Two charming examples about how “I was right” and “they were wrong” involved music and net experts telling me that “there will only be MySpace, and no other sites will ever be relevant for music”, and internet experts mandating that social network walls will never come down so portable identity / users will never happen. I’m not trying to flatter myself with this — neither of those companies had a successful exits, just a series of patent applications and legal headaches on one of them trying to keep the products afloat. I do mean to suggest that this is a very common situation — and Bessemer Venture Partners has a quirky take on this, they maintain an “anti-portfolio” of successful projects they turned down. As a word of caution – while the experts may be wrong about your market opportunity… they may be right about the monetization / business viability. Any time someone shoots down your ideas, you should use their arguments to both try and build a better/stronger product, and also to disprove the viability — because they could be right and may have just saved you from a lot of headaches, grief and capital losses.

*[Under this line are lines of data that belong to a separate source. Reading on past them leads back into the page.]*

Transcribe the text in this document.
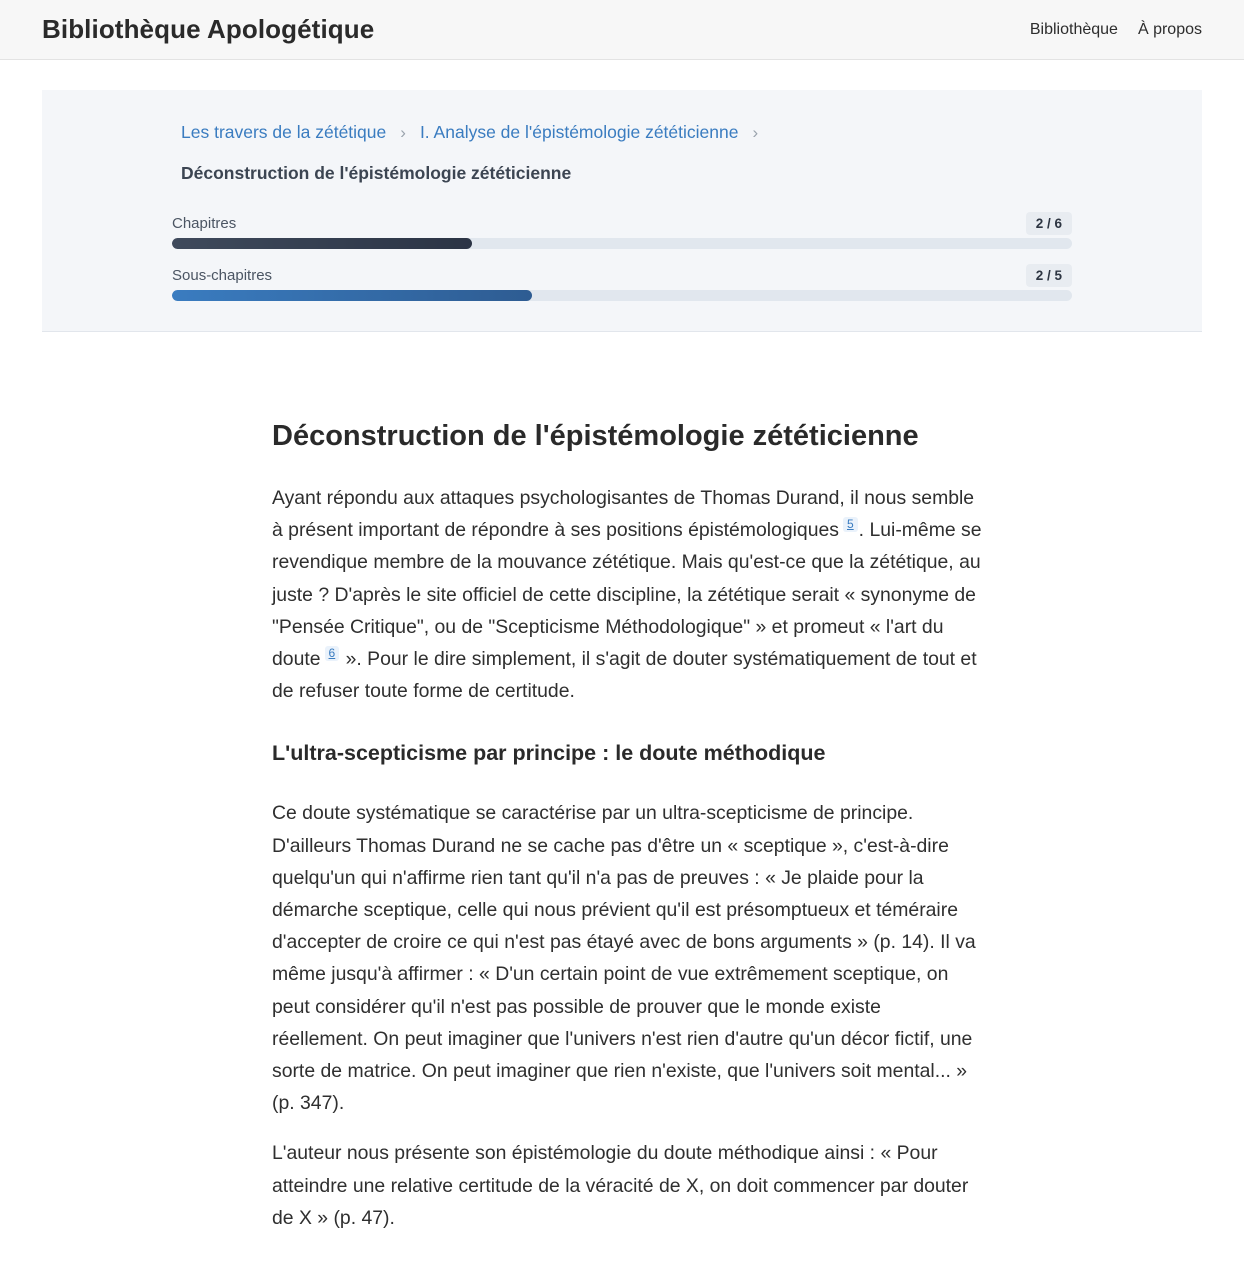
Bibliothèque Apologétique	Bibliothèque À propos
Les travers de la zététique › I. Analyse de l'épistémologie zététicienne ›
Déconstruction de l'épistémologie zététicienne
Chapitres	2 / 6
Sous-chapitres	2 / 5
Déconstruction de l'épistémologie zététicienne

Ayant répondu aux attaques psychologisantes de Thomas Durand, il nous semble à présent important de répondre à ses positions épistémologiques 5 . Lui-même se revendique membre de la mouvance zététique. Mais qu'est-ce que la zététique, au juste ? D'après le site officiel de cette discipline, la zététique serait « synonyme de "Pensée Critique", ou de "Scepticisme Méthodologique" » et promeut « l'art du doute 6 ». Pour le dire simplement, il s'agit de douter systématiquement de tout et de refuser toute forme de certitude.

L'ultra-scepticisme par principe : le doute méthodique

Ce doute systématique se caractérise par un ultra-scepticisme de principe. D'ailleurs Thomas Durand ne se cache pas d'être un « sceptique », c'est-à-dire quelqu'un qui n'affirme rien tant qu'il n'a pas de preuves : « Je plaide pour la démarche sceptique, celle qui nous prévient qu'il est présomptueux et téméraire d'accepter de croire ce qui n'est pas étayé avec de bons arguments » (p. 14). Il va même jusqu'à affirmer : « D'un certain point de vue extrêmement sceptique, on peut considérer qu'il n'est pas possible de prouver que le monde existe réellement. On peut imaginer que l'univers n'est rien d'autre qu'un décor fictif, une sorte de matrice. On peut imaginer que rien n'existe, que l'univers soit mental... » (p. 347).

L'auteur nous présente son épistémologie du doute méthodique ainsi : « Pour atteindre une relative certitude de la véracité de X, on doit commencer par douter de X » (p. 47).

# 1 Listen to your users — but be smart about how you proceed.
These days everyone says “Listen to your users” — and you should, its a good mantra. However, please remember that you need to analyze what your users say , not just take it at face value. One of my companies makes a lot of product decisions based on user feedback, and we do extensive “User Acceptance Testing” and Focus Groups whenever we want to test out an idea, or launch something new. We always profile / qualify the users who give us feedback to determine what kind of user they are ( ie: super user, industry insider, mass market, etc ) , and make note of both what they say and what they do. It never ceases to amaze me how many people think that they’re a super-user — when they’re barely a casual/incidental user; or how many users say that they really love a particular feature, that it is the most important, and they want more things like it — while their usage patterns and other interview questions show a strong preference and reliance on another feature. Listening to your users isn’t just keeping track of what they say — it encompasses understanding what they mean, discovering what they forgot to say, and working with them to enrich their experience.

# Note

I didn’t learn these all at once, and I didn’t make all the mistakes myself. I did make some myself; others were imposed on my by management or partners. In every situation my life was complicated by these issues – and I can only hope others don’t repeat these mistakes.